I’m trying to run compute-sanitizer on two systems: a docker with CUDA 11.2 and a cluster with CUDA 11.7. On both systems, whenever I’m running compute-sanitizer (with any arguments, although I’m mostly trying to use the --leak-check full, --save and --log-file ones), I’m getting this error:

========= Internal Sanitizer Error: CUDA initialized before the Sanitizer. The Sanitizer will be disabled.

Does anyone know where this might come from ? I’m using Clang v14.0.0 & 14.0.6 to compile a C++ OpenMP-offload (GPU kernels are written using OpenMP rather than CUDA) program that also calls cuFFT & cuBLAS. I cannot seem to find any information online about this error…

Can you share the full command and output that is causing this? Is there any sort of job launcher/scheduler involved?

You’re right that there’s a scheduler involved (Slurm) on the cluster, although I get the same results inside the docker, where there is no scheduler involved at all (both use the same tool chains, with some minor version differences, mentioned in my initial post).

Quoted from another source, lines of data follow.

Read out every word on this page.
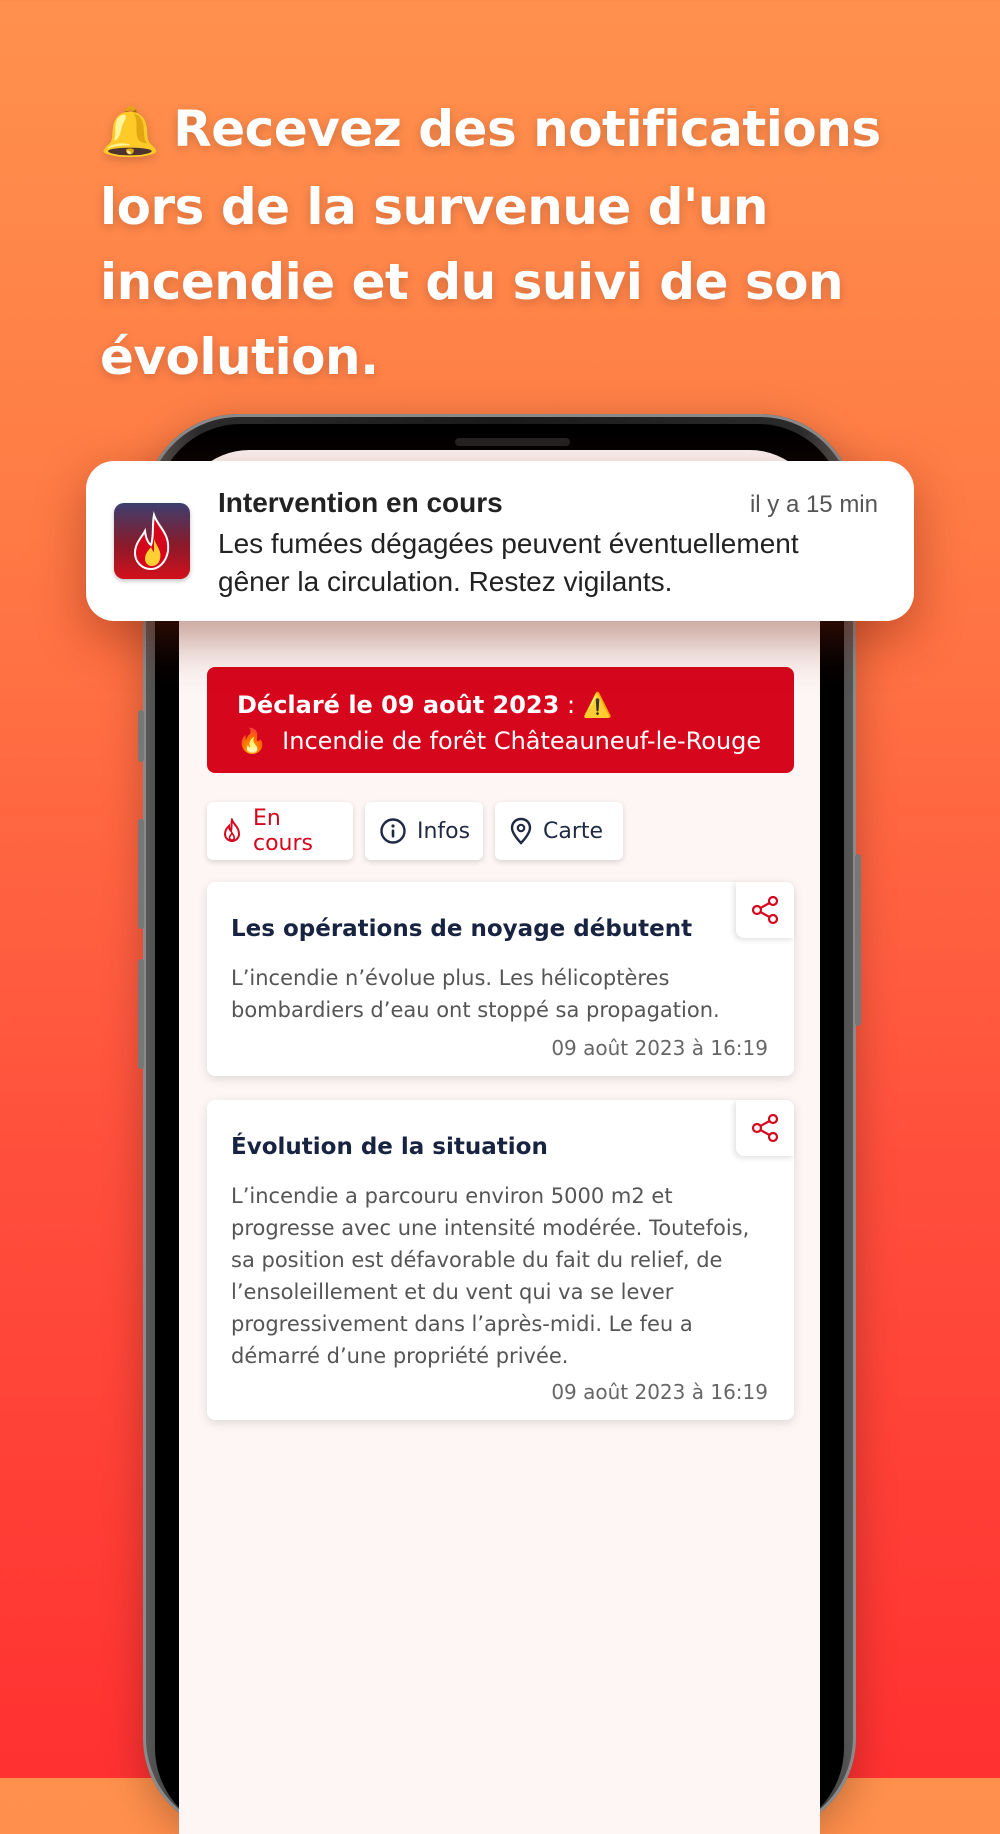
🔔 Recevez des notifications lors de la survenue d'un incendie et du suivi de son évolution.
Déclaré le 09 août 2023 : ⚠️ 🔥 Incendie de forêt Châteauneuf-le-Rouge
En cours	Infos	Carte
Les opérations de noyage débutent
L’incendie n’évolue plus. Les hélicoptères bombardiers d’eau ont stoppé sa propagation.
09 août 2023 à 16:19
Évolution de la situation
L’incendie a parcouru environ 5000 m2 et progresse avec une intensité modérée. Toutefois, sa position est défavorable du fait du relief, de l’ensoleillement et du vent qui va se lever progressivement dans l’après-midi. Le feu a démarré d’une propriété privée.
09 août 2023 à 16:19
Intervention en cours	il y a 15 min
Les fumées dégagées peuvent éventuellement gêner la circulation. Restez vigilants.
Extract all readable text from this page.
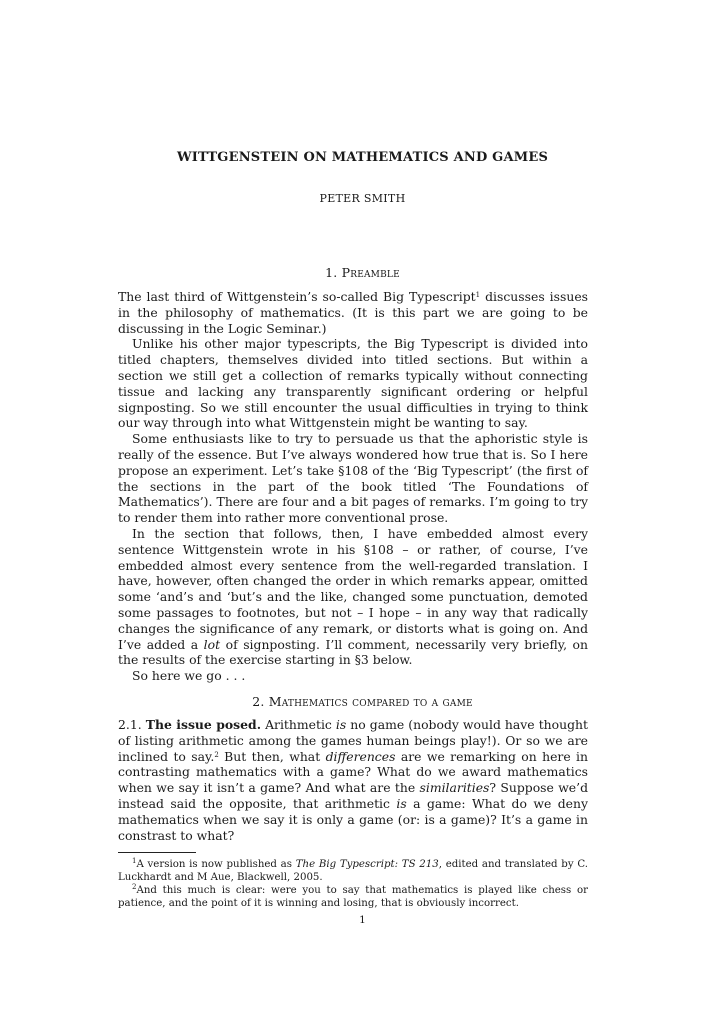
WITTGENSTEIN ON MATHEMATICS AND GAMES
PETER SMITH
1. Preamble

The last third of Wittgenstein’s so-called Big Typescript$^1$ discusses issues in the philosophy of mathematics. (It is this part we are going to be discussing in the Logic Seminar.)

Unlike his other major typescripts, the Big Typescript is divided into titled chapters, themselves divided into titled sections. But within a section we still get a collection of remarks typically without connecting tissue and lacking any transparently significant ordering or helpful signposting. So we still encounter the usual difficulties in trying to think our way through into what Wittgenstein might be wanting to say.

Some enthusiasts like to try to persuade us that the aphoristic style is really of the essence. But I’ve always wondered how true that is. So I here propose an experiment. Let’s take §108 of the ‘Big Typescript’ (the first of the sections in the part of the book titled ‘The Foundations of Mathematics’). There are four and a bit pages of remarks. I’m going to try to render them into rather more conventional prose.

In the section that follows, then, I have embedded almost every sentence Wittgenstein wrote in his §108 – or rather, of course, I’ve embedded almost every sentence from the well-regarded translation. I have, however, often changed the order in which remarks appear, omitted some ‘and’s and ‘but’s and the like, changed some punctuation, demoted some passages to footnotes, but not – I hope – in any way that radically changes the significance of any remark, or distorts what is going on. And I’ve added a lot of signposting. I’ll comment, necessarily very briefly, on the results of the exercise starting in §3 below.

So here we go . . .

2. Mathematics compared to a game

2.1. The issue posed. Arithmetic is no game (nobody would have thought of listing arithmetic among the games human beings play!). Or so we are inclined to say.$^2$ But then, what differences are we remarking on here in contrasting mathematics with a game? What do we award mathematics when we say it isn’t a game? And what are the similarities? Suppose we’d instead said the opposite, that arithmetic is a game: What do we deny mathematics when we say it is only a game (or: is a game)? It’s a game in constrast to what?

$^1$A version is now published as The Big Typescript: TS 213, edited and translated by C. Luckhardt and M Aue, Blackwell, 2005.

$^2$And this much is clear: were you to say that mathematics is played like chess or patience, and the point of it is winning and losing, that is obviously incorrect.

1
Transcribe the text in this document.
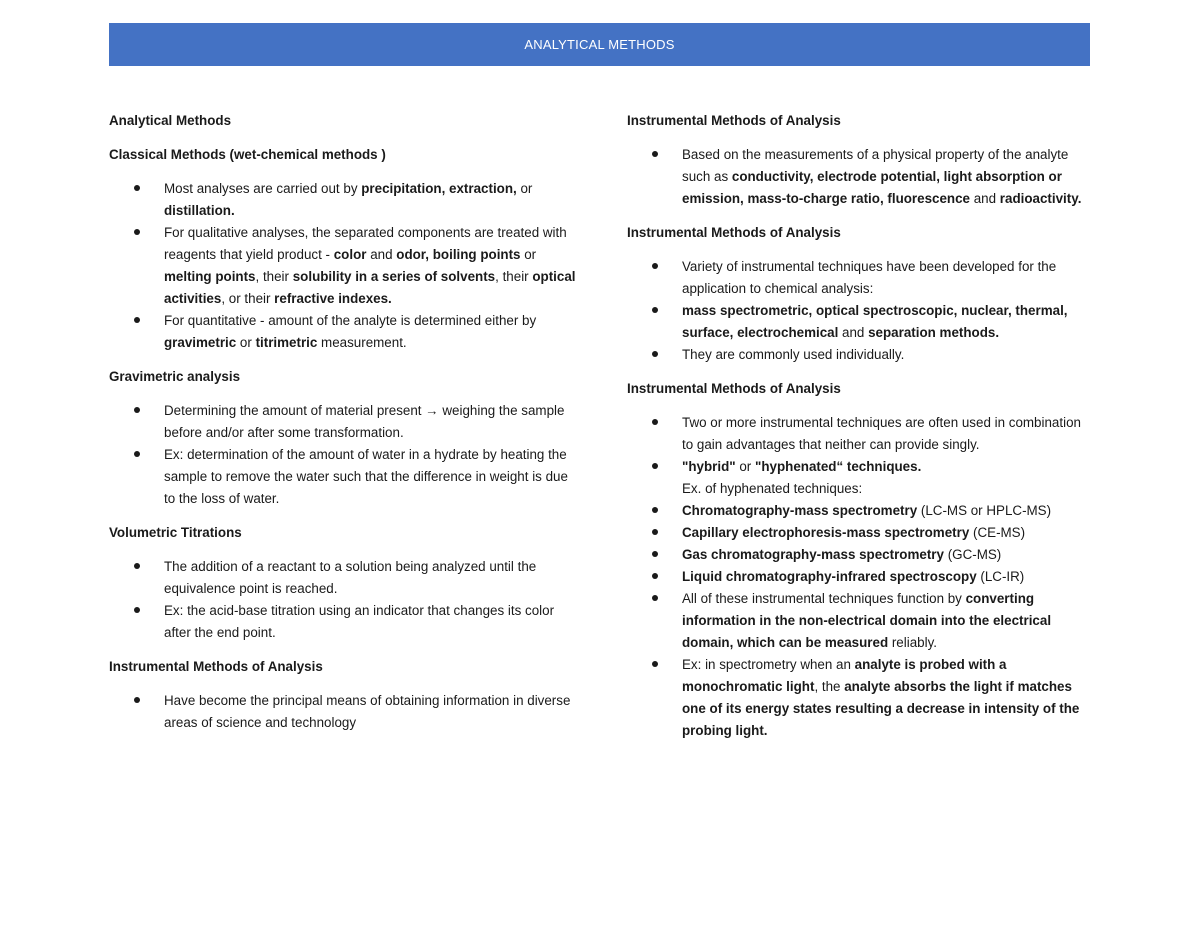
ANALYTICAL METHODS
Analytical Methods
Classical Methods (wet-chemical methods )
Most analyses are carried out by precipitation, extraction, or distillation.
For qualitative analyses, the separated components are treated with reagents that yield product - color and odor, boiling points or melting points, their solubility in a series of solvents, their optical activities, or their refractive indexes.
For quantitative - amount of the analyte is determined either by gravimetric or titrimetric measurement.
Gravimetric analysis
Determining the amount of material present → weighing the sample before and/or after some transformation.
Ex: determination of the amount of water in a hydrate by heating the sample to remove the water such that the difference in weight is due to the loss of water.
Volumetric Titrations
The addition of a reactant to a solution being analyzed until the equivalence point is reached.
Ex: the acid-base titration using an indicator that changes its color after the end point.
Instrumental Methods of Analysis
Have become the principal means of obtaining information in diverse areas of science and technology
Instrumental Methods of Analysis
Based on the measurements of a physical property of the analyte such as conductivity, electrode potential, light absorption or emission, mass-to-charge ratio, fluorescence and radioactivity.
Instrumental Methods of Analysis
Variety of instrumental techniques have been developed for the application to chemical analysis:
mass spectrometric, optical spectroscopic, nuclear, thermal, surface, electrochemical and separation methods.
They are commonly used individually.
Instrumental Methods of Analysis
Two or more instrumental techniques are often used in combination to gain advantages that neither can provide singly.
"hybrid" or "hyphenated“ techniques.
Ex. of hyphenated techniques:
Chromatography-mass spectrometry (LC-MS or HPLC-MS)
Capillary electrophoresis-mass spectrometry (CE-MS)
Gas chromatography-mass spectrometry (GC-MS)
Liquid chromatography-infrared spectroscopy (LC-IR)
All of these instrumental techniques function by converting information in the non-electrical domain into the electrical domain, which can be measured reliably.
Ex: in spectrometry when an analyte is probed with a monochromatic light, the analyte absorbs the light if matches one of its energy states resulting a decrease in intensity of the probing light.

The run command is simply srun compute-sanitizer ./exe (I get the same errors with srun compute-sanitizer --leak-check full --save savefile --log-file logfile). (either with or without srun) The output:

========= Internal Sanitizer Error: CUDA initialized before the Sanitizer. The Sanitizer will be disabled.
/* non-relevant application output */
========= ERROR SUMMARY: 1 error

Maybe it’s worth mentioning it’s a MPI application as well (I’m using a CUDA-aware OpenMPI v4.1.x with UCX).

Thanks for the details. I have filed a bug with out engineering team. They may reply directly, otherwise I’ll let you know when I have some more information.

It would also be helpful if there was a simple reproducible test case you could share.

The engineering team is requesting a reproducer to try and debug this internally. Do you have something you can provide?

This piece of code reproduces the mentioned bug (with CUDA-aware, UCX-based OpenMPI).

#include "mpi.h"

int main(int argc, char *argv[]) {
    MPI_Init(&argc, &argv);

Could you please provide more information regarding:

  • Which version of OpenMPI / UCX you use, and where we can we download them / how we can install them
  • Which command-line do you use to compile / run this sample

This error usually happens where CUDA is initialized from a static library initialization code (e.g. initialization of a global variable in one of your libraries), which is not a use case supported by the tool. You can check by running gdb on this program and breaking on symbol cuInit, then looking at the backtrace to see which library calls it.